The earthquake begins at 4:18 p.m. as a violent shudder, and rips along the Hayward Fault east of San Francisco, California. By the time the magnitude-7 event is over, buildings and roads throughout the region have collapsed, water pipes have shattered and fires rage. Eight hundred people are dead, tens of thousands have become homeless, and many who are still in their homes will go without running water for weeks to months.
Fortunately, this is only a hypothetical scenario — for now. The US Geological Survey (USGS) devised it to think through how emergency officials, city managers and the public might respond to a big earthquake that could plausibly strike the region. The scenario, released on 18 April, draws on lessons that scientists have learned from a spate of recent natural disasters. It's the most detailed simulation yet of how an urban area might fare after a quake1.
Notably, the exercise explores how businesses, such as those in nearby Silicon Valley, can make themselves more resilient in the face of disaster. The USGS calls the scenario HayWired because a Hayward quake could disrupt Internet connectivity in the Bay Area. “This is a scientifically defensible story of the type of thing you should be getting ready for,” says Lucy Jones, a former USGS seismologist who now heads the Dr. Lucy Jones Center for Science and Society in Burbank, California.
HayWired follows a similar exercise in southern California a decade ago. Spearheaded by Jones, the ‘ShakeOut’ scenario envisioned a magnitude-7.8 quake hitting the Los Angeles area. It was the first attempt to marry California’s known seismic risk with a detailed scenario that brought the danger home. “For years we had been talking about the Big One, but we weren’t really being specific about what we had in mind,” says Kenneth Hudnut, a geologist with the USGS in Pasadena, California, and a leader of the HayWired exercise.
The USGS chose the Hayward fault this time because it has a 33% probability of experiencing a quake of magnitude 6.7 or greater in the next 25 years — the highest in the San Francisco Bay Area. Palaeoseismic studies show that the last nine earthquakes of this size on the Hayward have happened at roughly 150-year intervals. The most recent was a magnitude-6.8 tremor in October 1868, 150 years ago.
Today the fault runs through homes, transportation lines and the University of California’s Berkeley campus. Many buildings have been retrofitted to withstand strong shaking — but many have not. An earthquake hasn't significantly damaged the Bay Area since 1989, when the magnitude-6.9 Loma Prieta quake struck on the San Andreas Fault south of San Francisco. It killed 63 people and caused billions of dollars in destruction.
HayWired draws lessons from recent quakes around the world. A magnitude-7.8 quake in Gorkha, Nepal, in 2015 triggered at least 25,000 landslides in steep terrain2, so HayWired includes the possibility of landslides in the hills east of the bay. Then there is a magnitude-6 quake that struck just north of San Francisco in 2014, in the southern Napa Valley.
The initial tremor caused part of a geological fault to slide by less than 10 centimetres — but over the following year, the ground slowly crept by at least another 30 centimetres3. The HayWired scenario acknowledges that residents and business owners might delay building repairs for months to keep new construction from being damaged, which would prolong the post-quake economic slump.
And the 2010–11 sequence of quakes near Christchurch, New Zealand, underscored the threat posed by aftershocks4. The deadliest quake in the series was a magnitude-6.2 event that happened 5 months after the biggest shock, but killed 185 people because it struck near the city centre at lunchtime on a workday. The quakes “really emphasized to us how an earthquake is not just a one-off event to plan for and respond to”, says Sally Potter, a hazard and risk management researcher at GNS Science in Wellington, New Zealand.

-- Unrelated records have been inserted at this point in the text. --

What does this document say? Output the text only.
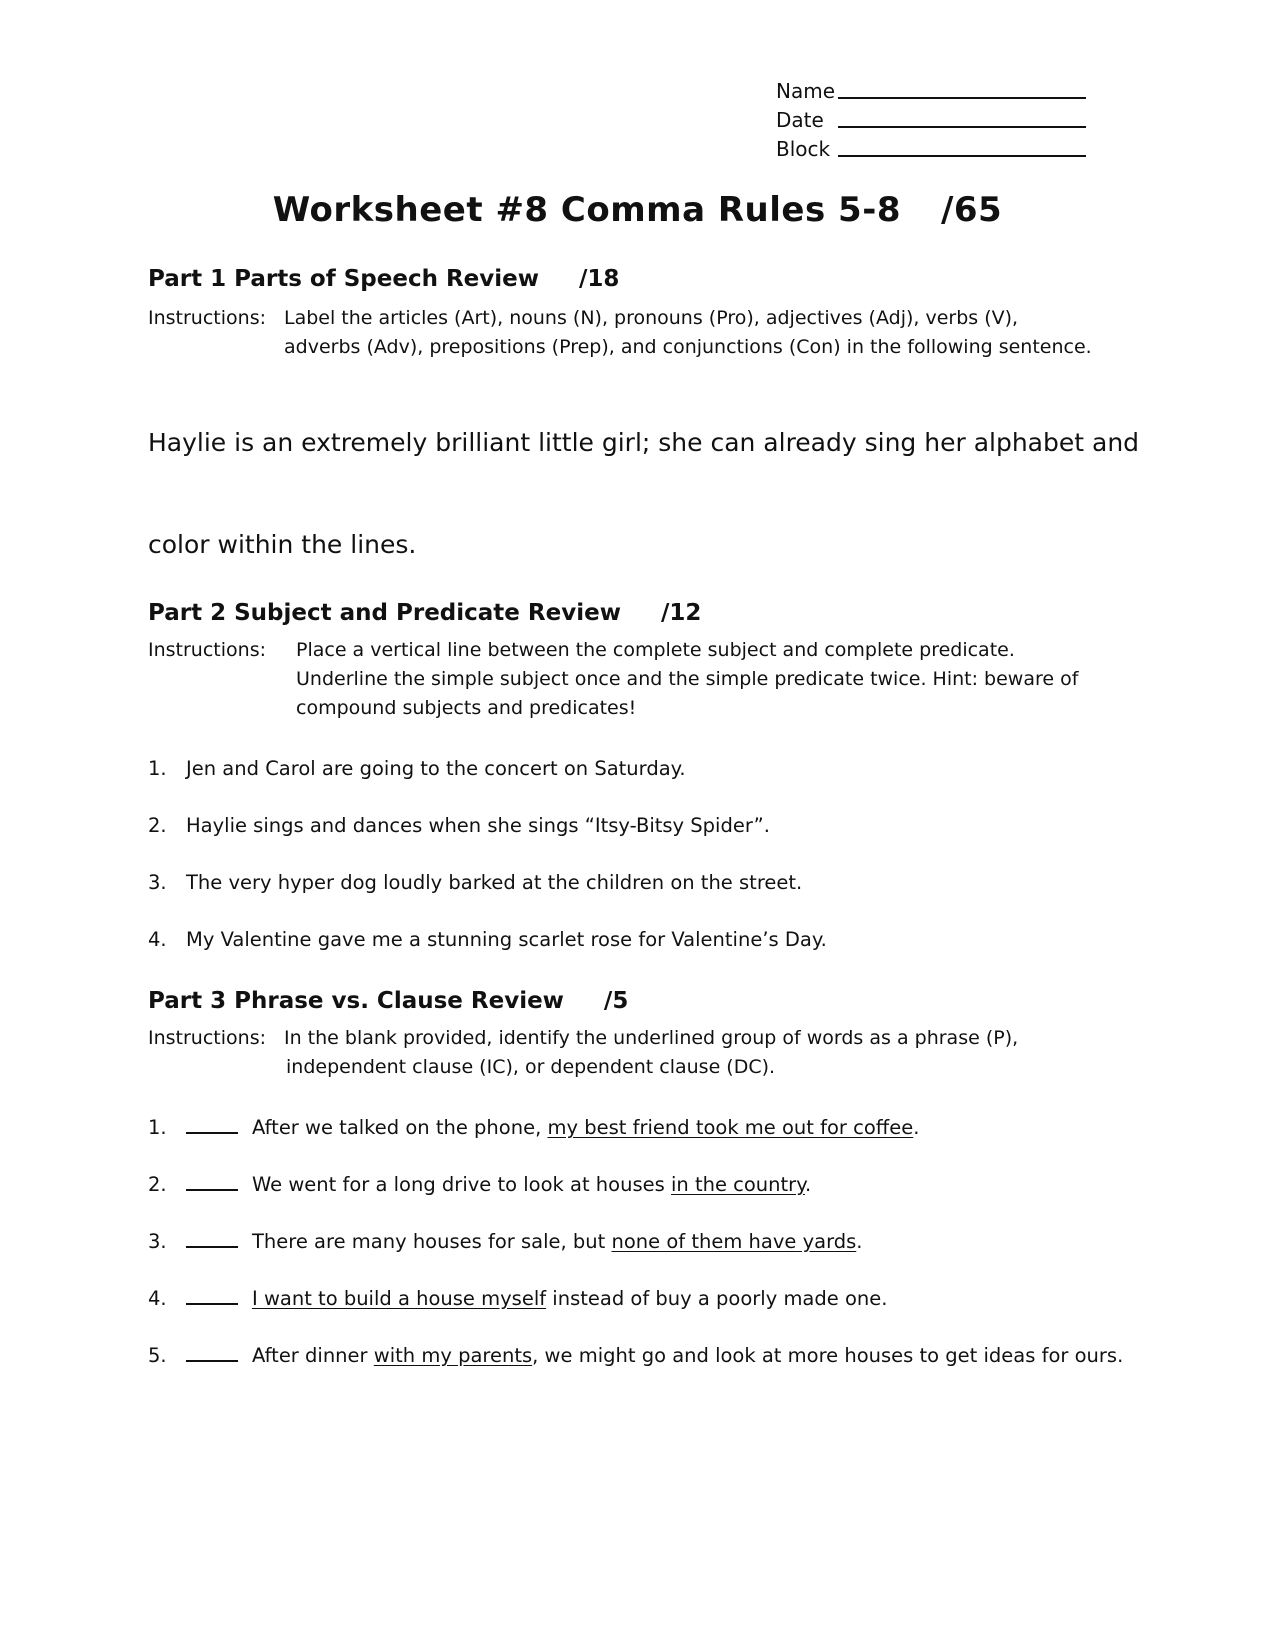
Name
Date
Block
Worksheet #8 Comma Rules 5-8 /65
Part 1 Parts of Speech Review /18
Instructions: Label the articles (Art), nouns (N), pronouns (Pro), adjectives (Adj), verbs (V),
adverbs (Adv), prepositions (Prep), and conjunctions (Con) in the following sentence.
Haylie is an extremely brilliant little girl; she can already sing her alphabet and
color within the lines.
Part 2 Subject and Predicate Review /12
Instructions: Place a vertical line between the complete subject and complete predicate.
Underline the simple subject once and the simple predicate twice. Hint: beware of
compound subjects and predicates!
1. Jen and Carol are going to the concert on Saturday.
2. Haylie sings and dances when she sings “Itsy-Bitsy Spider”.
3. The very hyper dog loudly barked at the children on the street.
4. My Valentine gave me a stunning scarlet rose for Valentine’s Day.
Part 3 Phrase vs. Clause Review /5
Instructions: In the blank provided, identify the underlined group of words as a phrase (P),
independent clause (IC), or dependent clause (DC).
1.	After we talked on the phone, my best friend took me out for coffee.
2.	We went for a long drive to look at houses in the country.
3.	There are many houses for sale, but none of them have yards.
4.	I want to build a house myself instead of buy a poorly made one.
5.	After dinner with my parents, we might go and look at more houses to get ideas for ours.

Because of the Christchurch experience, the HayWired exercise simulates how two years of aftershocks would affect the Bay Area. “In some cases, the shaking is stronger from the aftershock than from the main shock,” says Anne Wein, an operations research analyst with the USGS in Menlo Park, California and a leader of the HayWired project.
HayWired focuses on getting businesses back up and operating. The scenario suggests that one in four buildings in the region will be uninhabitable for months after a large quake — but that people are willing to pay more to meet stricter building regulations to keep structures functional. California’s state assembly is currently considering seismic-safety legislation that would require buildings to be safe to use immediately after a quake.
“It’s not just making sure my employees don’t get crushed,” says Jones. “It’s how do I start up business afterward?”
Detweiler, S. T. & Wein, A. M. (eds) USGS Scientific Investigations Report 2017-5013-A-H (2017).
Roback, K. et al. Geomorphology 301, 121-138 (2018).
Lienkaemper, J. J., DeLong, S. B., Domrose, C. J. & Rosa, C. M. Seismol. Res. Lett. 87, 609-619 (2016).
Potter, S. H., Becker, J. S., Johnston, D. M. & Rossiter, K. P. Int. J. Disaster Risk Reduction 14, 6-14 (2015).